Si le groupe Tiger Moth Tales est un nouveau venu sur la scène progressive, les musiciens qui se cachent derrière ce nom ont déjà derrière eux une longue expérience musicale. Sauf que dans le cas présent, de musiciens, il n'en est question que d'un seul. En effet, Tiger Moth Tales est le one-man band de Peter Jones, auteur-compositeur britannique ayant déjà à son actif un album paru sous son nom ("Look At Me Now" en 2010) et dix années de concert en clubs et manifestations diverses (dont le passage par les télé-crochets "Star For A Night" et "The X Factor") en duo avec son amie Emma Paine sous le nom de 2 To Go.
Si Peter Jones/2 To Go donnent dans la variété internationale, Tiger Moth Tales se veut d'essence plus progressive. A ce titre, le nom de guerre du "groupe", Tiger Moth Tales (littéralement, "Les contes de l'écaille-martre", un papillon à la forme et aux couleurs étonnantes) est entre autres inspiré d'un morceau de Steve Hackett figurant sur l'album "Spectral Mornings", référence respectable s'il en est. Un coup d'œil à la set list permet de constater la présence de pas moins de trois epics dépassant les dix minutes. Enfin, "Cocoon" appartient à la catégorie des concept-albums chère au rock progressif, la trame tournant autour de l'enfance et de sa perte.
Les onze titres peuvent être regroupés en trois paquets : les "très courts", les "très longs" et les médians.

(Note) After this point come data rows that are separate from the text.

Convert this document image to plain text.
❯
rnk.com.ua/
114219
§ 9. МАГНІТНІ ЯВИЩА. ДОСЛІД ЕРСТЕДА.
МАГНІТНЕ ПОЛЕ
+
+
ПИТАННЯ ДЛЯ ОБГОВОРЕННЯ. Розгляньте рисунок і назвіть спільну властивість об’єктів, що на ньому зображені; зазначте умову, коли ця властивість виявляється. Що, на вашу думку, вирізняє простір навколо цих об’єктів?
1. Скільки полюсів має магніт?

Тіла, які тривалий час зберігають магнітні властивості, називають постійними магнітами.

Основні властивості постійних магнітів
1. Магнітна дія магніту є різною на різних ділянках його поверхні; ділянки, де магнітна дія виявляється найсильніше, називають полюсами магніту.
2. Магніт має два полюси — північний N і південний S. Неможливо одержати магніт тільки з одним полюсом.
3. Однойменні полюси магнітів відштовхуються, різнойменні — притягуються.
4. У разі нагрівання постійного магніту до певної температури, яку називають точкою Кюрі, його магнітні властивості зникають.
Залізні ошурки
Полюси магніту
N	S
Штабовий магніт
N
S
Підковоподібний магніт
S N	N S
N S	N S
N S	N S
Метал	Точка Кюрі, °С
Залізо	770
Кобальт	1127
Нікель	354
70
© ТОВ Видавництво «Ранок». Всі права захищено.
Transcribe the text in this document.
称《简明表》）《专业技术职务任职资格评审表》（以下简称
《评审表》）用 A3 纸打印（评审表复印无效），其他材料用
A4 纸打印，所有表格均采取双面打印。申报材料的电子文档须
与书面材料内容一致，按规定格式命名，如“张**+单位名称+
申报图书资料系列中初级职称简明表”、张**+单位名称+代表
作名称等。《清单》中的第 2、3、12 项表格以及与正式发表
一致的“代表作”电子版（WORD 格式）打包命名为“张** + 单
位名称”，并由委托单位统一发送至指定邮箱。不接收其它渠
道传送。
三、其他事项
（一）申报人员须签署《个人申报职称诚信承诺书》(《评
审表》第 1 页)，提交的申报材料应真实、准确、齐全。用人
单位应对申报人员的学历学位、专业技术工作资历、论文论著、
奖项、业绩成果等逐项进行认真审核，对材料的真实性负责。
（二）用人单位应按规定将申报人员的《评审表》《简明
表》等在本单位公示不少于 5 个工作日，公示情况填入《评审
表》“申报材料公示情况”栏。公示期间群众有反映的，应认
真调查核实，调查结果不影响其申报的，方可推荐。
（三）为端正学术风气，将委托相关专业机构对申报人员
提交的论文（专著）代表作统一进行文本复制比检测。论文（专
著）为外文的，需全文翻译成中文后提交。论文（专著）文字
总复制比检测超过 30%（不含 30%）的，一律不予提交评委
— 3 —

Les "très courts" (moins d'une minute au compteur) se déclinent au fil des saisons : 'Spring', 'Summer', 'Autumn' et 'Winter' sont autant de transitions faites de samples rappelant lesdites saisons : pépiements, bêlements et bourdonnements pour le printemps, fêtes foraine, bruit de vagues et cris de mouettes pour l'été, feux d'artifice et flonflons de fête pour l'automne, clochettes, voix d'enfants et 'Douce Nuit' joué à l'harmonium pour l'hiver. Petites fantaisies auxquelles l'amateur de progressif est habitué.
C'est du côté des "très longs" (supérieurs à dix minutes) que ce dernier espérera trouver son bonheur. Espérance partiellement satisfaite, la qualité des trois représentants de cette catégorie étant inégale. Si 'Tigers In The Butter' s'en sort avec les honneurs par ses nombreux changements de thèmes et ses tonalités orientales, ce n'est pas le cas du poussif et caricatural 'The Isle Of Witches', aussi effrayant qu'un train fantôme de fête foraine, doté d'une introduction parlée bien trop longue (deux bonnes minutes) et abusant de sa talkbox, un système transformant les notes de la guitare en voix robotiques. Enfin, 'Don't Let Go, Feels Alright' juxtapose deux thèmes, le premier mélodramatique et poignant, le second s'enlisant dans une longue répétition avant de se terminer dans un fading out bien peu convaincant.
Finalement, ce sont les "médians" qui s'avèrent les plus intéressants. 'Overture', enlevé et ample, ressemble aux multiples "Overture" dont nous a gratifiés Neal Morse, seul ou en groupe. Après son introduction à la flûte à bec lui donnant un faux-air sud-américain, 'The First Lament' ravira à la fois les amateurs de guitare électrique et ceux dont le cœur fond au moindre slow tristounet. 'A Visit to Chigwick', à la fois folâtre et décontracté, ressemble au mariage de Genesis et de Resistor/Steve Unruh. Très agréable. Enfin, 'The Merry Vicar' sort du lot. Délirant et inspiré, mélangeant joie et peur, un titre déjanté digne de Tim Burton, offrant en prime de très beaux passages de claviers.
Peter Jones est un compositeur dont la tête bouillonne de belles trouvailles mélodiques, un don qu'il complète par des talents de multi-instrumentiste (claviers, guitares, flûte, saxophone et percussions) et de chanteur doté d'une voix bien timbrée sachant véhiculer toute une palette d'émotions. Avec "Cocoon", il nous livre un bon album, malheureusement un peu inégal, mais néanmoins suffisamment riche pour qu'on lui accorde un moment d'attention.